On petition for writ of mandamus, to compel the dismissal of an appeal from a justice's court.

[1] According to section 981a of the Code of Civil Procedure, added to that code by the legislature at its 1923 session, it becomes the duty of a superior court to dismiss any appeal from a justice's court, "where the appealing party fails to bring such appeal to trial within one year from the date of filing such appeal in such superior court, unless such time be otherwise extended by a written stipulation by the parties to the action filed with the clerk of the superior court to which the appeal is taken." The actual wording of the section is that all suchactions must be dismissed; but it is settled by decision, based upon a consideration of the context and of the purposes of the enactment, that the dismissal referred to and intended is a dismissal of the appeal and not of the action. (Meier v.Superior Court, 67 Cal.App. 135 [227 P. 490, 493].)

The petitioner here shows that in September 1923, in a justice's court of Los Angeles township, it obtained judgment against one Hiro Kakiuchi, in the sum of $210.22; that the defendant appealed from said judgment on questions of *769 both law and fact; that the appeal papers were filed in the superior court on October 17, 1923; "that on the 3rd day of December, 1923, the attorney for petitioner caused said case to be set for trial in the respondent court on the 4th day of December, 1924." Petitioner further alleges that on December 4, 1924, when the case was called for trial, petitioner moved for dismissal of the appeal upon the ground that the defendant had failed to bring the appeal to trial within one year from the date upon which the appeal had been filed; that respondent court denied said motion, and the trial of said action then proceeded, and judgment was given in favor of the defendant.
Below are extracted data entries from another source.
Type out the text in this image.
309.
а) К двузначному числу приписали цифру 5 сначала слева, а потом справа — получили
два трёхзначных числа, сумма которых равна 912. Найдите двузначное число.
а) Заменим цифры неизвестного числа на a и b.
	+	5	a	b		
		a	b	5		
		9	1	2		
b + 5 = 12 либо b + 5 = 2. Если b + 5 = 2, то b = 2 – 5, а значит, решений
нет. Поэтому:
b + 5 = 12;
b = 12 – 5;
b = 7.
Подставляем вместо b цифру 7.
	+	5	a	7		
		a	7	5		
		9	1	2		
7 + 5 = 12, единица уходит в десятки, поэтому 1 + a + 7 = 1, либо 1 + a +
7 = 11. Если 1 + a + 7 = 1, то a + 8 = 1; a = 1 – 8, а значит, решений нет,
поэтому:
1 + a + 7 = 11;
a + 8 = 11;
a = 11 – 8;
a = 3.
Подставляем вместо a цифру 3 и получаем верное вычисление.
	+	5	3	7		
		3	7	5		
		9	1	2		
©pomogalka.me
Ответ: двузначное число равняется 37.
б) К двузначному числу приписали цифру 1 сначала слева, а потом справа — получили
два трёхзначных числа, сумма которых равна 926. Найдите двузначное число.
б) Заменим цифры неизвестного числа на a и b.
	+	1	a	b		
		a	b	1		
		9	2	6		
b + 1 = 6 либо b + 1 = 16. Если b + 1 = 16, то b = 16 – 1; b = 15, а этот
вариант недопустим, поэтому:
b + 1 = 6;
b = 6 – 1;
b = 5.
Petitioner says that the appealing party failed to bring the appeal to trial within the required time limited by the statute, and that the time for trial was not otherwise extended by any written stipulation by the parties to the action filed with the clerk of the superior court. Upon these facts petitioner claims that he is entitled to a writ of mandate requiring that respondent court vacate its judgment rendered at the trial in the superior court, and dismiss the appeal from the justice's court.

[2] It must be conceded that the section 981a is mandatory in its requirement of dismissal of an appeal under the conditions stated therein; and that to bring an appeal to trial is more than merely to cause it to be set for trial. (Boyd v. Southern Pac.R.R. Co., 185 Cal. 344, 346 [197 P. 58].)

Nevertheless we think that the writ ought not to issue. It was the petitioner himself who at the time prior to the expiration of the year named in the statute caused the case to be set for trial on December 4, 1924, which was after the expiration of the year. If such action on the part of the plaintiff, shown by the record of the court, and now admitted by him in his petition, is not the legal equivalent of a written stipulation on his part duly filed with the clerk, then at least petitioner should be estopped to take advantage of the defect.

It appearing to us that the petition does not show a right to the demanded relief, it is ordered that the said petition be denied, and the proceeding is dismissed.